Step 5: The scores for both the weighted sum measure $\nabla(\xi_{i})$ and the weighted product measure $\mho(\xi_{i})$ are determined, as presented in Table 2.
$\nabla\left(\xi_i\right)$ | $\mho(\xi_{i})$ |
0.0013 | -0.0014 |
0.0519 | 0.0125 |
0.0008 | -0.0003 |
0.0227 | 0.0077 |
Steps 6 & 7: The relative importance measure of each scheme is calculated using three distinct appraisal score strategies, followed by the computation of the ultimate appraisal index $\yen_{i}$, as illustrated in Table 3.

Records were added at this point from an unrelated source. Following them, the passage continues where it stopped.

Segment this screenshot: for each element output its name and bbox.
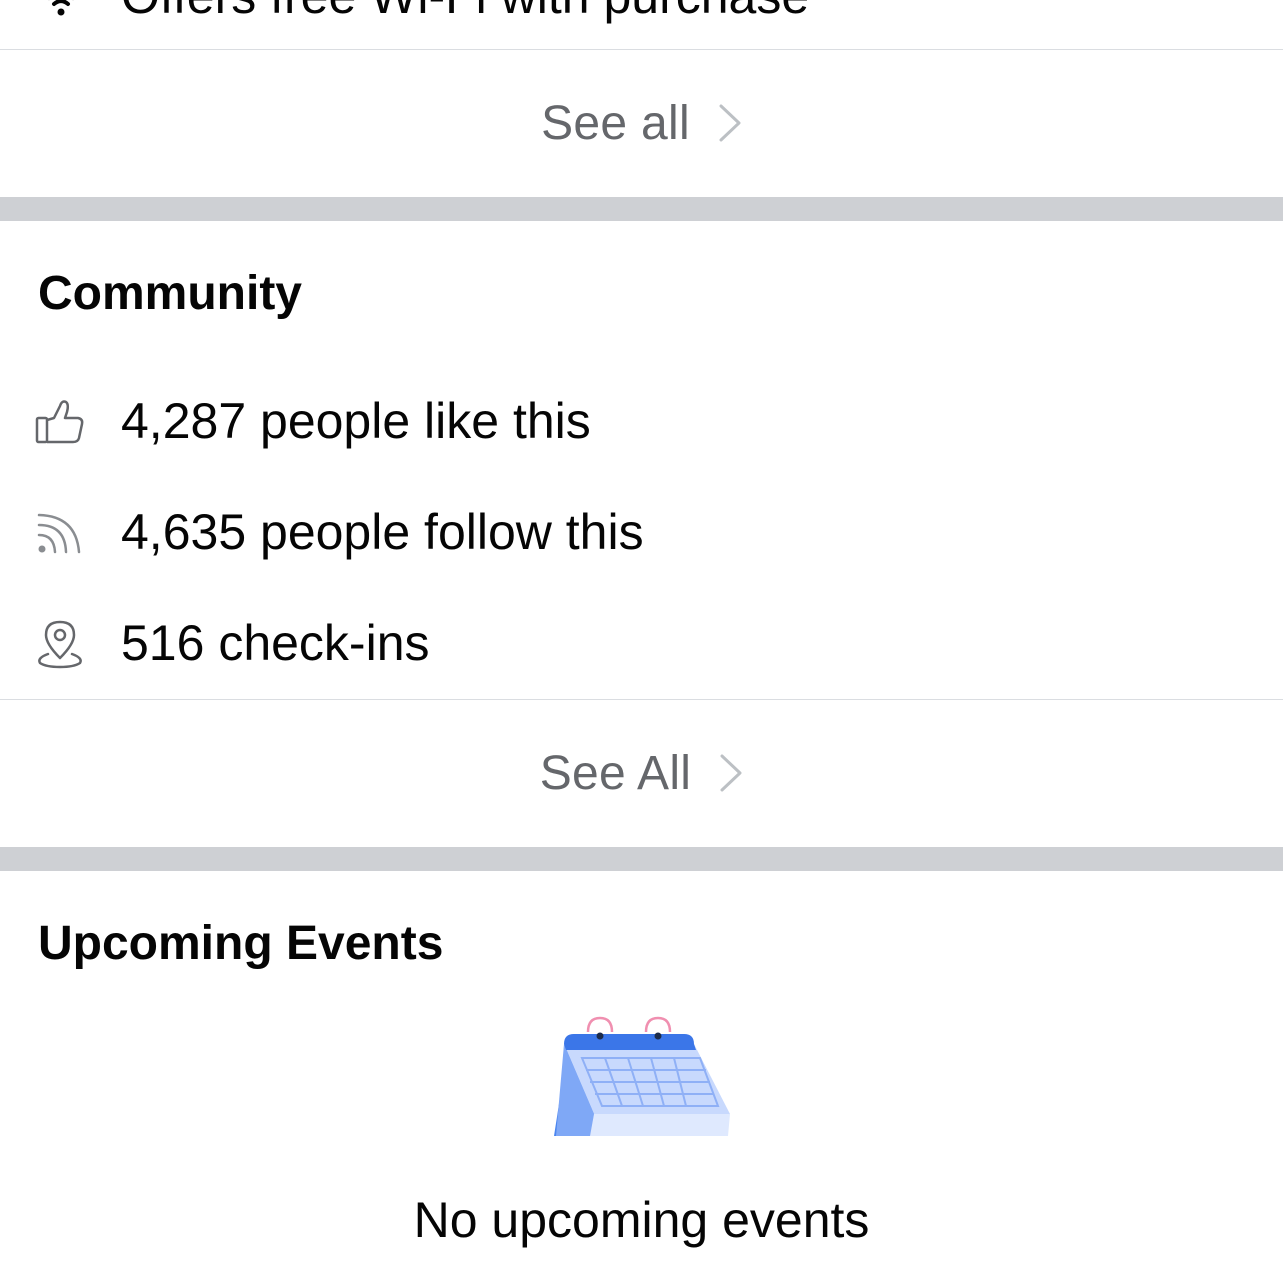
follows-row: 4,635 people follow this xyxy=(0,477,1283,587)
no-events-text: No upcoming events xyxy=(413,1192,870,1248)
thumbs-up-icon xyxy=(34,396,86,448)
wifi-icon xyxy=(44,0,78,20)
checkins-text: 516 check-ins xyxy=(121,615,430,671)
see-all-amenities-button[interactable]: See all xyxy=(0,50,1283,196)
section-separator xyxy=(0,197,1283,221)
likes-row: 4,287 people like this xyxy=(0,366,1283,476)
see-all-community-button[interactable]: See All xyxy=(0,700,1283,846)
rss-feed-icon xyxy=(34,507,86,559)
see-all-label: See All xyxy=(539,746,692,800)
likes-text: 4,287 people like this xyxy=(121,393,591,449)
location-pin-icon xyxy=(34,618,86,670)
checkins-row: 516 check-ins xyxy=(0,588,1283,698)
upcoming-events-section-title: Upcoming Events xyxy=(38,917,444,970)
community-section-title: Community xyxy=(38,267,302,320)
calendar-illustration xyxy=(550,1016,732,1138)
see-all-label: See all xyxy=(541,96,690,150)
wifi-info-row: Offers free Wi-Fi with purchase xyxy=(0,0,1283,49)
chevron-right-icon xyxy=(718,103,742,143)
section-separator xyxy=(0,847,1283,871)
page-info-screen: Offers free Wi-Fi with purchase See all … xyxy=(0,0,1283,1283)
wifi-info-text: Offers free Wi-Fi with purchase xyxy=(121,0,809,26)
follows-text: 4,635 people follow this xyxy=(121,504,644,560)
chevron-right-icon xyxy=(719,753,743,793)
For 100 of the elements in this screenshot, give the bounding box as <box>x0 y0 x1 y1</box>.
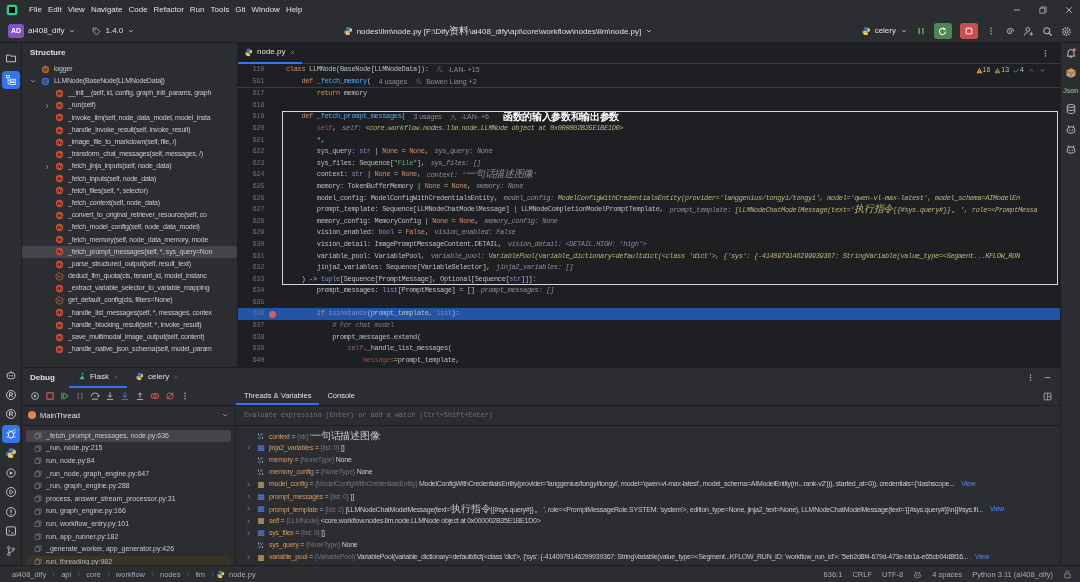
method-icon <box>55 198 64 208</box>
method-icon <box>55 247 64 257</box>
lock-icon[interactable] <box>1063 569 1072 579</box>
chevron-icon <box>209 570 217 578</box>
session-tab[interactable]: Flask <box>68 367 127 388</box>
person-icon <box>436 66 444 74</box>
warning-icon <box>975 66 983 74</box>
file-path[interactable]: nodes\llm\node.py [F:\Dify资料\ai408_dify\api\core\workflow\nodes\llm\node.py] <box>356 25 642 37</box>
person-icon <box>449 113 457 121</box>
stop-icon[interactable] <box>964 26 974 36</box>
python-icon <box>860 26 871 36</box>
list-icon <box>257 444 265 452</box>
editor-tab[interactable]: node.py <box>238 42 303 64</box>
session-tab[interactable]: celery <box>127 367 188 388</box>
object-icon <box>257 480 265 489</box>
search-icon[interactable] <box>1042 25 1053 37</box>
method-icon <box>55 320 64 330</box>
settings-icon[interactable] <box>1061 25 1072 37</box>
python-icon <box>244 47 253 57</box>
project-name[interactable]: ai408_dify <box>28 26 65 36</box>
frame-icon <box>34 532 42 541</box>
status-dot <box>28 411 36 420</box>
app-logo-icon <box>6 4 18 16</box>
menu-item[interactable]: Tools <box>207 5 233 15</box>
python-icon <box>342 26 353 36</box>
value-icon <box>257 431 265 440</box>
caret-icon[interactable] <box>68 27 77 35</box>
layout-icon[interactable] <box>1043 391 1052 401</box>
method-icon <box>55 210 64 220</box>
chevron-right-icon[interactable] <box>245 444 252 452</box>
cube-icon[interactable] <box>1064 67 1077 79</box>
method-icon <box>55 162 64 172</box>
tag-icon <box>92 26 102 36</box>
method-icon <box>55 271 64 281</box>
method-icon <box>55 101 64 111</box>
chevron-icon <box>75 570 83 578</box>
value-icon <box>257 541 265 550</box>
python-icon <box>216 569 226 579</box>
list-icon <box>257 504 265 513</box>
database-icon[interactable] <box>1064 103 1077 116</box>
previous-icon[interactable] <box>1028 66 1035 74</box>
caret-icon[interactable] <box>900 27 908 35</box>
method-icon <box>55 113 64 123</box>
panel-title: Structure <box>30 48 66 58</box>
breakpoint-dot[interactable] <box>268 310 276 318</box>
frame-icon <box>34 444 42 453</box>
next-icon[interactable] <box>1039 66 1046 74</box>
method-icon <box>55 296 64 306</box>
menu-item[interactable]: File <box>26 5 45 15</box>
list-icon <box>257 529 265 538</box>
method-icon <box>55 332 64 342</box>
menu-item[interactable]: Run <box>186 5 208 15</box>
chevron-icon <box>149 570 156 578</box>
run-config[interactable]: celery <box>874 26 896 36</box>
frame-icon <box>34 469 42 478</box>
pause-icon[interactable] <box>916 26 926 36</box>
frame-icon <box>34 432 42 440</box>
menu-item[interactable]: Edit <box>44 5 65 15</box>
assistant-icon[interactable] <box>1064 123 1077 136</box>
version-label[interactable]: 1.4.0 <box>105 26 124 36</box>
panel-title: Debug <box>30 372 55 383</box>
assistant-icon[interactable] <box>1064 143 1077 156</box>
close-icon[interactable] <box>289 48 297 56</box>
menu-item[interactable]: Code <box>125 5 151 15</box>
method-icon <box>55 259 64 269</box>
method-icon <box>55 149 64 159</box>
stop-button[interactable] <box>960 23 978 39</box>
python-icon <box>135 372 144 382</box>
list-icon <box>257 492 265 501</box>
menu-item[interactable]: Help <box>282 5 306 15</box>
frame-icon <box>34 457 42 466</box>
frame-icon <box>34 545 42 554</box>
assistant-icon[interactable] <box>913 569 923 579</box>
frame-icon <box>34 494 42 503</box>
flask-icon <box>76 372 86 382</box>
class-icon <box>41 76 50 86</box>
add-user-icon[interactable] <box>1023 25 1034 37</box>
chevron-icon <box>50 570 58 578</box>
method-icon <box>55 235 64 245</box>
check-icon <box>1013 66 1021 74</box>
menu-item[interactable]: View <box>64 5 88 15</box>
frame-icon <box>34 520 42 529</box>
object-icon <box>257 517 265 526</box>
caret-icon[interactable] <box>127 27 136 35</box>
method-icon <box>55 344 64 354</box>
menu-item[interactable]: Refactor <box>150 5 187 15</box>
menu-item[interactable]: Git <box>232 5 249 15</box>
restore-icon[interactable] <box>1038 5 1048 15</box>
menu-item[interactable]: Window <box>248 5 283 15</box>
menu-item[interactable]: Navigate <box>87 5 126 15</box>
caret-icon[interactable] <box>645 27 654 35</box>
person-icon <box>415 77 423 85</box>
chevron-right-icon[interactable] <box>245 554 252 562</box>
variable-icon <box>41 64 50 74</box>
method-icon <box>55 137 64 147</box>
chevron-icon <box>184 570 192 578</box>
spiral-icon[interactable] <box>1004 25 1015 37</box>
method-icon <box>55 186 64 196</box>
frame-icon <box>34 557 42 566</box>
bell-icon[interactable] <box>1064 47 1077 59</box>
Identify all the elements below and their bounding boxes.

Step 8: The schemes are ranked in descending order based on their $\yen_{i}$ values, as indicated in Table 3.
Alternatives | $\yen_{i}^{1}$ | $\yen_{i}^{2}$ | $\yen_{i}^{3}$ | $\yen_{i}$ | Ranking |
$\xi_1$ | -0.0007 | 2.7145 | -0.001 | 0.916 | 3 |
$\xi_2$ | 0.6762 | 57.8461 | 1 | 23.24 | 1 |
$\xi_3$ | 0.0049 | 1.2194 | 0.0073 | 0.446 | 4 |
$\xi_4$ | 0.3195 | 23.7801 | 0.4726 | 9.722 | 2 |
5. Conclusion
In summary, this study introduces an innovative approach to earthquake response planning, integrating FePHFSs and algebraic operations within the framework of decision-making. The critical role of decision-making in response planning is emphasized, highlighting the significant impact of aggregation operators in formulating effective strategies. The novel aggregation operators, derived from the synthesis of algebraic operations and the CoCoSo method, offer a promising development in enhancing MADM processes. The comprehensive numerical case study presented herein not only demonstrates the adaptability and efficacy of this methodology but also establishes a robust framework for addressing the uncertainties inherent in earthquake response planning and decision-making.
The data used to support the findings of this study are available from the corresponding author upon request.
The authors declare that they have no conflicts of interest.